"The economics profession advances by one confusing financial disaster at a time. A series of 19th-century banking crises in England and the United States inspired policy makers to create the modern central bank. Then came the Great Depression, a period of economic misery that existing ideas could not explain. John Maynard Keynes and the far more libertarian Friedrich Hayek spent the 1930s trying to make sense of the inexplicable economic data. In the process, they developed the two schools of thought that still dominate economic arguments. The Keynesians overwhelmed public discussion in the United States and Britain until the 1970s, when Hayek, along with Milton Friedman and his Chicago school, became more popular.
By the 1990s, the debates between these two radically different theories seemed to have abated. Economists seemed to have accepted a consensus view of the world, one in which the profession would provide technocratic, nonideological solutions. It seemed like the fulfillment of Keynes’s dream that one day economists would be like dentists: boring practitioners of an uncontroversial and undeniably helpful science.

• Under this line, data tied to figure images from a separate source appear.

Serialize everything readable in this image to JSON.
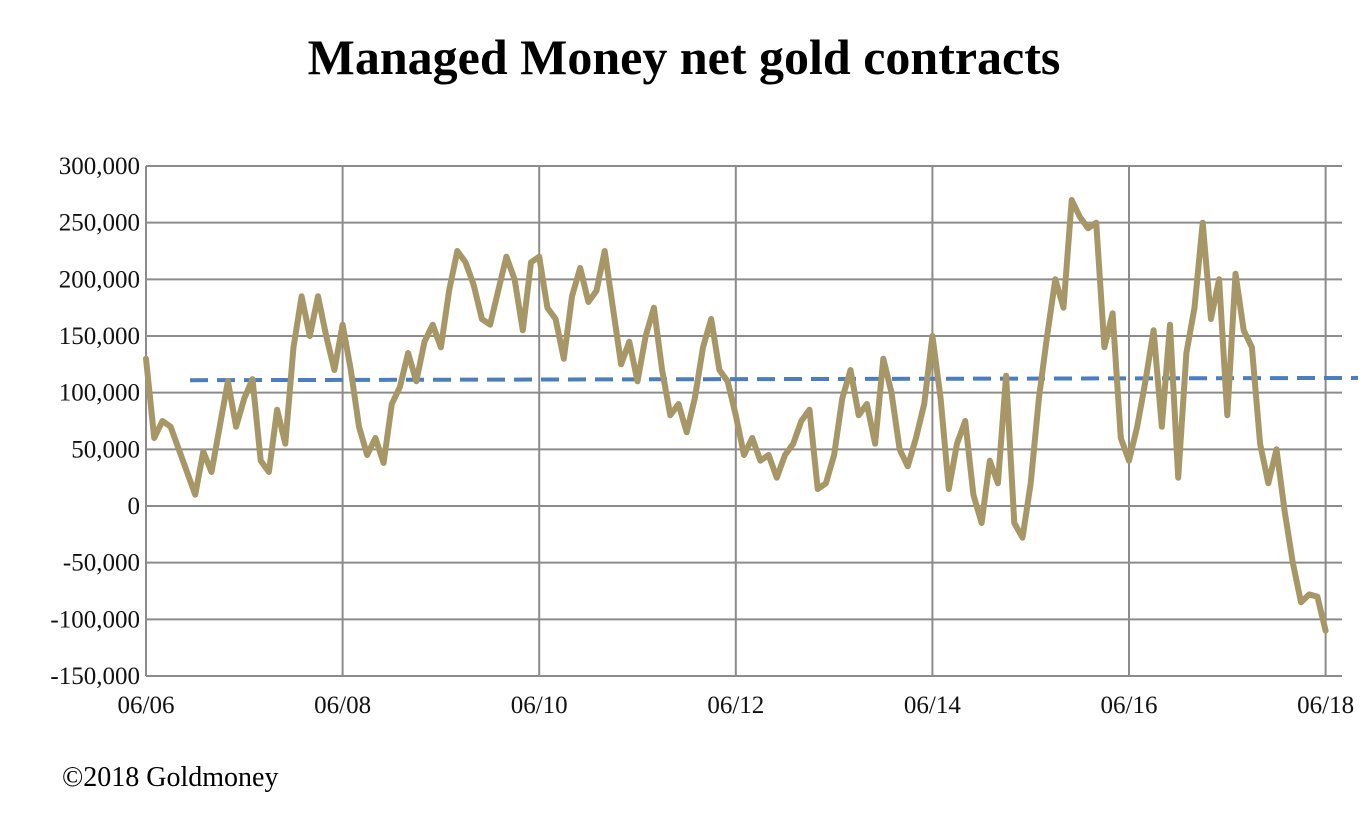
{
  "chart_data": {
    "type": "line",
    "title": "Managed Money net gold contracts",
    "xlabel": "",
    "ylabel": "",
    "ylim": [
      -150000,
      300000
    ],
    "xlim": [
      "2006-06",
      "2018-08"
    ],
    "yticks": [
      300000,
      250000,
      200000,
      150000,
      100000,
      50000,
      0,
      -50000,
      -100000,
      -150000
    ],
    "ytick_labels": [
      "300,000",
      "250,000",
      "200,000",
      "150,000",
      "100,000",
      "50,000",
      "0",
      "-50,000",
      "-100,000",
      "-150,000"
    ],
    "xticks": [
      "2006-06",
      "2008-06",
      "2010-06",
      "2012-06",
      "2014-06",
      "2016-06",
      "2018-06"
    ],
    "xtick_labels": [
      "06/06",
      "06/08",
      "06/10",
      "06/12",
      "06/14",
      "06/16",
      "06/18"
    ],
    "grid": true,
    "legend": "none",
    "colors": {
      "line": "#A89766",
      "reference": "#4A7EC0",
      "grid": "#8C8C8C"
    },
    "series": [
      {
        "values": [
          [
            "2006-06",
            130000
          ],
          [
            "2006-07",
            60000
          ],
          [
            "2006-08",
            75000
          ],
          [
            "2006-09",
            70000
          ],
          [
            "2006-10",
            50000
          ],
          [
            "2006-11",
            30000
          ],
          [
            "2006-12",
            10000
          ],
          [
            "2007-01",
            48000
          ],
          [
            "2007-02",
            30000
          ],
          [
            "2007-03",
            70000
          ],
          [
            "2007-04",
            110000
          ],
          [
            "2007-05",
            70000
          ],
          [
            "2007-06",
            95000
          ],
          [
            "2007-07",
            112000
          ],
          [
            "2007-08",
            40000
          ],
          [
            "2007-09",
            30000
          ],
          [
            "2007-10",
            85000
          ],
          [
            "2007-11",
            55000
          ],
          [
            "2007-12",
            140000
          ],
          [
            "2008-01",
            185000
          ],
          [
            "2008-02",
            150000
          ],
          [
            "2008-03",
            185000
          ],
          [
            "2008-04",
            150000
          ],
          [
            "2008-05",
            120000
          ],
          [
            "2008-06",
            160000
          ],
          [
            "2008-07",
            120000
          ],
          [
            "2008-08",
            70000
          ],
          [
            "2008-09",
            45000
          ],
          [
            "2008-10",
            60000
          ],
          [
            "2008-11",
            38000
          ],
          [
            "2008-12",
            90000
          ],
          [
            "2009-01",
            105000
          ],
          [
            "2009-02",
            135000
          ],
          [
            "2009-03",
            110000
          ],
          [
            "2009-04",
            145000
          ],
          [
            "2009-05",
            160000
          ],
          [
            "2009-06",
            140000
          ],
          [
            "2009-07",
            190000
          ],
          [
            "2009-08",
            225000
          ],
          [
            "2009-09",
            215000
          ],
          [
            "2009-10",
            195000
          ],
          [
            "2009-11",
            165000
          ],
          [
            "2009-12",
            160000
          ],
          [
            "2010-01",
            190000
          ],
          [
            "2010-02",
            220000
          ],
          [
            "2010-03",
            200000
          ],
          [
            "2010-04",
            155000
          ],
          [
            "2010-05",
            215000
          ],
          [
            "2010-06",
            220000
          ],
          [
            "2010-07",
            175000
          ],
          [
            "2010-08",
            165000
          ],
          [
            "2010-09",
            130000
          ],
          [
            "2010-10",
            185000
          ],
          [
            "2010-11",
            210000
          ],
          [
            "2010-12",
            180000
          ],
          [
            "2011-01",
            190000
          ],
          [
            "2011-02",
            225000
          ],
          [
            "2011-03",
            175000
          ],
          [
            "2011-04",
            125000
          ],
          [
            "2011-05",
            145000
          ],
          [
            "2011-06",
            110000
          ],
          [
            "2011-07",
            150000
          ],
          [
            "2011-08",
            175000
          ],
          [
            "2011-09",
            120000
          ],
          [
            "2011-10",
            80000
          ],
          [
            "2011-11",
            90000
          ],
          [
            "2011-12",
            65000
          ],
          [
            "2012-01",
            95000
          ],
          [
            "2012-02",
            140000
          ],
          [
            "2012-03",
            165000
          ],
          [
            "2012-04",
            120000
          ],
          [
            "2012-05",
            110000
          ],
          [
            "2012-06",
            80000
          ],
          [
            "2012-07",
            45000
          ],
          [
            "2012-08",
            60000
          ],
          [
            "2012-09",
            40000
          ],
          [
            "2012-10",
            45000
          ],
          [
            "2012-11",
            25000
          ],
          [
            "2012-12",
            45000
          ],
          [
            "2013-01",
            55000
          ],
          [
            "2013-02",
            75000
          ],
          [
            "2013-03",
            85000
          ],
          [
            "2013-04",
            15000
          ],
          [
            "2013-05",
            20000
          ],
          [
            "2013-06",
            45000
          ],
          [
            "2013-07",
            95000
          ],
          [
            "2013-08",
            120000
          ],
          [
            "2013-09",
            80000
          ],
          [
            "2013-10",
            90000
          ],
          [
            "2013-11",
            55000
          ],
          [
            "2013-12",
            130000
          ],
          [
            "2014-01",
            100000
          ],
          [
            "2014-02",
            50000
          ],
          [
            "2014-03",
            35000
          ],
          [
            "2014-04",
            60000
          ],
          [
            "2014-05",
            90000
          ],
          [
            "2014-06",
            150000
          ],
          [
            "2014-07",
            95000
          ],
          [
            "2014-08",
            15000
          ],
          [
            "2014-09",
            55000
          ],
          [
            "2014-10",
            75000
          ],
          [
            "2014-11",
            10000
          ],
          [
            "2014-12",
            -15000
          ],
          [
            "2015-01",
            40000
          ],
          [
            "2015-02",
            20000
          ],
          [
            "2015-03",
            115000
          ],
          [
            "2015-04",
            -15000
          ],
          [
            "2015-05",
            -28000
          ],
          [
            "2015-06",
            20000
          ],
          [
            "2015-07",
            95000
          ],
          [
            "2015-08",
            150000
          ],
          [
            "2015-09",
            200000
          ],
          [
            "2015-10",
            175000
          ],
          [
            "2015-11",
            270000
          ],
          [
            "2015-12",
            255000
          ],
          [
            "2016-01",
            245000
          ],
          [
            "2016-02",
            250000
          ],
          [
            "2016-03",
            140000
          ],
          [
            "2016-04",
            170000
          ],
          [
            "2016-05",
            60000
          ],
          [
            "2016-06",
            40000
          ],
          [
            "2016-07",
            70000
          ],
          [
            "2016-08",
            110000
          ],
          [
            "2016-09",
            155000
          ],
          [
            "2016-10",
            70000
          ],
          [
            "2016-11",
            160000
          ],
          [
            "2016-12",
            25000
          ],
          [
            "2017-01",
            135000
          ],
          [
            "2017-02",
            175000
          ],
          [
            "2017-03",
            250000
          ],
          [
            "2017-04",
            165000
          ],
          [
            "2017-05",
            200000
          ],
          [
            "2017-06",
            80000
          ],
          [
            "2017-07",
            205000
          ],
          [
            "2017-08",
            155000
          ],
          [
            "2017-09",
            140000
          ],
          [
            "2017-10",
            55000
          ],
          [
            "2017-11",
            20000
          ],
          [
            "2017-12",
            50000
          ],
          [
            "2018-01",
            -5000
          ],
          [
            "2018-02",
            -50000
          ],
          [
            "2018-03",
            -85000
          ],
          [
            "2018-04",
            -78000
          ],
          [
            "2018-05",
            -80000
          ],
          [
            "2018-06",
            -110000
          ]
        ]
      }
    ],
    "reference_line": {
      "style": "dashed",
      "values": [
        [
          "2006-12",
          111000
        ],
        [
          "2018-08",
          113000
        ]
      ]
    }
  },
  "footer": {
    "credit": "©2018 Goldmoney"
  }
}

Then the financial crisis ripped this consensus apart. When Cameron’s government began its austerity program, many of the world’s leading policy makers were behind him. That September, the International Monetary Fund formally endorsed his spending cuts, stating that “the plan greatly reduces the risk of a costly loss of confidence in public finances and supports a balanced recovery.” The British Office of Budget Responsibility also signaled that Cameron’s austerity approach would bring economic growth and reduce unemployment. In the 2010 midterm elections, U.S. voters flooded Congress with Tea Party-friendly candidates. Many carried the mandate to halt further government stimulus.
Since then, though, an increasing number of global economic policy leaders have turned on austerity. Earlier this year, in a remarkable joint statement, the I.M.F., along with the World Bank, World Trade Organization and eight other major economic institutions, warned that austerity was hurting global growth and raising unemployment. They asked the world’s major economies to embrace stimulus. Over the past few months, the I.M.F. and its deputy director, David Lipton, also have issued several suggestions that the British government soften its austerity program. Mervyn King hasn’t entirely disowned his earlier pro-austerity views, but he is no longer the policy’s enthusiastic booster. Toward the end of 2011, Posen finally persuaded the M.P.C., in a unanimous vote, to increase its bond-buying program by 75 billion pounds (about $120 billion at the time). Even King supported him.
Cameron and his chief financial-policy minister, Osborne, say they have only deepened their commitment to austerity. Osborne recently announced that while he had hoped austerity could end by 2015, it now looks as if the policy will continue until at least 2018. That is, if the Tories are in power. Recent opinion polls show that after years in a dead heat, the Labour Party now has a solid lead in popularity, though elections are more than two years away.
As long as it continues, this experiment offers some crucial lessons for the United States. So far, austerity has not significantly improved economic health. The plan to shrink the size of government did not generate a sudden surge of private-sector confidence and investment. For all its differences, Britain is similar enough to the United States to suggest that severely cutting government spending in America wouldn’t be enough to quickly speed up our own frustratingly slow recovery either. Advocates for greater stimulus in the United States frequently point to Britain’s dismal experience as proof that unemployment will fall and economic activity will rise if the government spends considerably more money. But demonstrating that austerity has failed does not prove that stimulus fixes everything. After a few years of growth, Japan’s economy has found itself back in a period of stagnation.
Adam Posen says that the challenge of economic policy at a time when the economic data are so unlike anything that has come before is that no one can be sure what will work. But he says that’s no reason for inaction. Our options, he argues, can be divided into three general categories: austerity, stimulus and doing nothing. He, like an increasing number of mainstream economists, believes we can now scratch austerity off the list. Doing neither stimulus nor austerity — which is basically what’s happening in the United States — isn’t working, either. So, he says, let’s try stimulus, even if we don’t know for sure it’ll do the job. Now he wants to persuade America that it’s the best shot it’s got."